Bizarre. Everything looks right. I only have a 1.1 device so I can’t replicate the problem.

tmurray · April 1, 2009, 12:09am

mfatica and I agree that this looks like our bug–we’ve filed this one and will let you know.

Gimurk · April 1, 2009, 4:41am

is that the true?

there is also a Tesla C1060 in my workstation, i even can’t copy data to a constant array although the syntax i am using is similar to Dave K’s…
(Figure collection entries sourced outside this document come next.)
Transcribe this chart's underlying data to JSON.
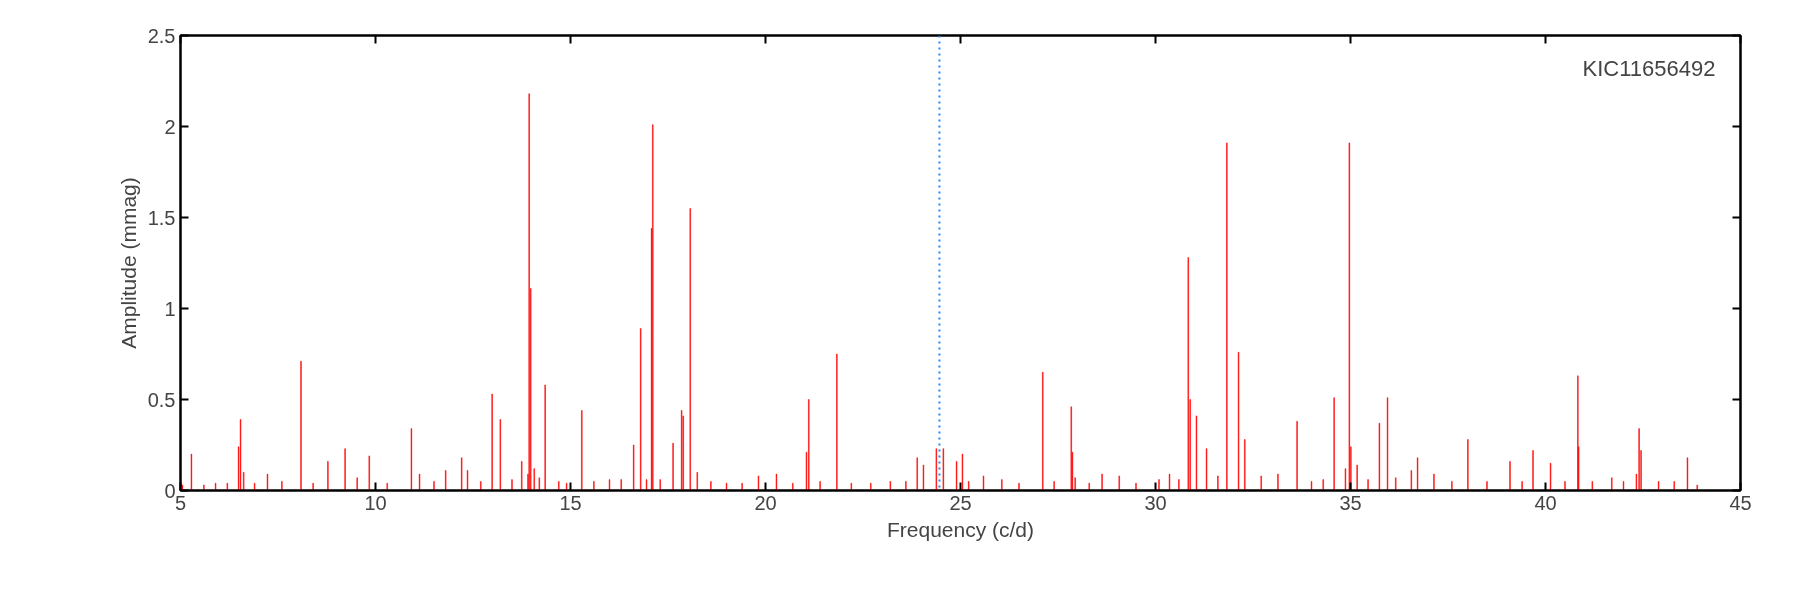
{
  "chart_data": {
    "type": "bar",
    "xlabel": "Frequency (c/d)",
    "ylabel": "Amplitude (mmag)",
    "annotations": [
      "KIC11656492"
    ],
    "x": [
      5.05,
      5.28,
      5.6,
      5.9,
      6.2,
      6.49,
      6.54,
      6.62,
      6.9,
      7.23,
      7.6,
      8.09,
      8.4,
      8.78,
      9.22,
      9.53,
      9.84,
      10.3,
      10.92,
      11.13,
      11.5,
      11.8,
      12.21,
      12.36,
      12.7,
      12.99,
      13.2,
      13.5,
      13.75,
      13.91,
      13.94,
      13.98,
      14.07,
      14.2,
      14.35,
      14.7,
      14.9,
      15.29,
      15.6,
      16.0,
      16.3,
      16.62,
      16.8,
      16.95,
      17.08,
      17.11,
      17.3,
      17.63,
      17.85,
      17.89,
      18.07,
      18.25,
      18.6,
      19.0,
      19.4,
      19.82,
      20.28,
      20.7,
      21.05,
      21.11,
      21.4,
      21.83,
      22.2,
      22.7,
      23.2,
      23.6,
      23.89,
      24.05,
      24.38,
      24.56,
      24.9,
      25.05,
      25.21,
      25.59,
      26.06,
      26.5,
      27.11,
      27.4,
      27.84,
      27.87,
      27.94,
      28.3,
      28.63,
      29.07,
      29.5,
      30.09,
      30.36,
      30.6,
      30.84,
      30.89,
      31.05,
      31.31,
      31.6,
      31.83,
      32.13,
      32.29,
      32.71,
      33.14,
      33.63,
      34.0,
      34.3,
      34.58,
      34.87,
      34.97,
      35.01,
      35.17,
      35.45,
      35.74,
      35.95,
      36.16,
      36.56,
      36.72,
      37.14,
      37.6,
      38.01,
      38.5,
      39.09,
      39.4,
      39.68,
      40.13,
      40.5,
      40.83,
      40.85,
      41.2,
      41.7,
      42.0,
      42.33,
      42.4,
      42.45,
      42.9,
      43.3,
      43.64,
      43.89
    ],
    "values": [
      0.03,
      0.2,
      0.03,
      0.04,
      0.04,
      0.24,
      0.39,
      0.1,
      0.04,
      0.09,
      0.05,
      0.71,
      0.04,
      0.16,
      0.23,
      0.07,
      0.19,
      0.04,
      0.34,
      0.09,
      0.05,
      0.11,
      0.18,
      0.11,
      0.05,
      0.53,
      0.39,
      0.06,
      0.16,
      0.09,
      2.18,
      1.11,
      0.12,
      0.07,
      0.58,
      0.05,
      0.04,
      0.44,
      0.05,
      0.06,
      0.06,
      0.25,
      0.89,
      0.06,
      1.44,
      2.01,
      0.06,
      0.26,
      0.44,
      0.41,
      1.55,
      0.1,
      0.05,
      0.04,
      0.04,
      0.08,
      0.09,
      0.04,
      0.21,
      0.5,
      0.05,
      0.75,
      0.04,
      0.04,
      0.05,
      0.05,
      0.18,
      0.14,
      0.23,
      0.23,
      0.16,
      0.2,
      0.05,
      0.08,
      0.06,
      0.04,
      0.65,
      0.05,
      0.46,
      0.21,
      0.07,
      0.04,
      0.09,
      0.08,
      0.04,
      0.06,
      0.09,
      0.06,
      1.28,
      0.5,
      0.41,
      0.23,
      0.08,
      1.91,
      0.76,
      0.28,
      0.08,
      0.09,
      0.38,
      0.05,
      0.06,
      0.51,
      0.12,
      1.91,
      0.24,
      0.14,
      0.06,
      0.37,
      0.51,
      0.07,
      0.11,
      0.18,
      0.09,
      0.05,
      0.28,
      0.05,
      0.16,
      0.05,
      0.22,
      0.15,
      0.05,
      0.63,
      0.24,
      0.05,
      0.07,
      0.05,
      0.09,
      0.34,
      0.22,
      0.05,
      0.05,
      0.18,
      0.03
    ],
    "color": "#ff0000",
    "xlim": [
      5,
      45
    ],
    "xticks": [
      5,
      10,
      15,
      20,
      25,
      30,
      35,
      40,
      45
    ],
    "ylim": [
      0,
      2.5
    ],
    "yticks": [
      0,
      0.5,
      1,
      1.5,
      2,
      2.5
    ],
    "ref_lines": [
      {
        "axis": "x",
        "value": 24.46,
        "color": "#1e88ff",
        "line_style": "dotted"
      }
    ],
    "grid": false
  }
}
[codebox]include <stdio.h>

include <assert.h>

include <cuda.h>

define SIZE 1024*1000

define N 1000

constant int c[N];

int main(void) {

int *a_h, *b_h, *c_h;  // pointers to host memory

int *b_d;        // pointers to device memory

int i;



// allocate arrays on host

a_h = (int *)malloc(sizeof(int)*SIZE);

b_h = (int *)malloc(sizeof(int)*SIZE);

c_h = (int *)malloc(sizeof(int)*N);

// allocate arrays on device

cudaMalloc((void **)&b_d, sizeof(int)*SIZE);

// initialize host data

for(i=0; i<SIZE; i++) {

	a_h[i] = N+i;

	b_h[i] = i;

}

for(i=0; i<N; i++) {

	c_h[i] = 1;

}

// copy data from host to device

cudaMemcpy(b_d, b_h, sizeof(int)*SIZE, cudaMemcpyHostToDevice);

cudaMemcpyToSymbol(c, c_h, sizeof(int)*N, 0, cudaMemcpyHostToDevice);

printf(“c_h[0] = %d, c[0] = %d\n”, c_h[0], c[0]);

…

}[/codebox]

note: i debug it using emu mode

Dave_K · April 1, 2009, 4:49pm

OK. Thanks.

It seems to work OK in single precision so I will work from there for now - but the real application is double precision so I am anxiusly awaiting a fix.

tmurray · April 1, 2009, 4:52pm

Compiler team seems to have already fixed it between the 2.2 beta release and now, so you should get the fix with 2.2 final. I’ll double check to make sure that the problem is actually fixed.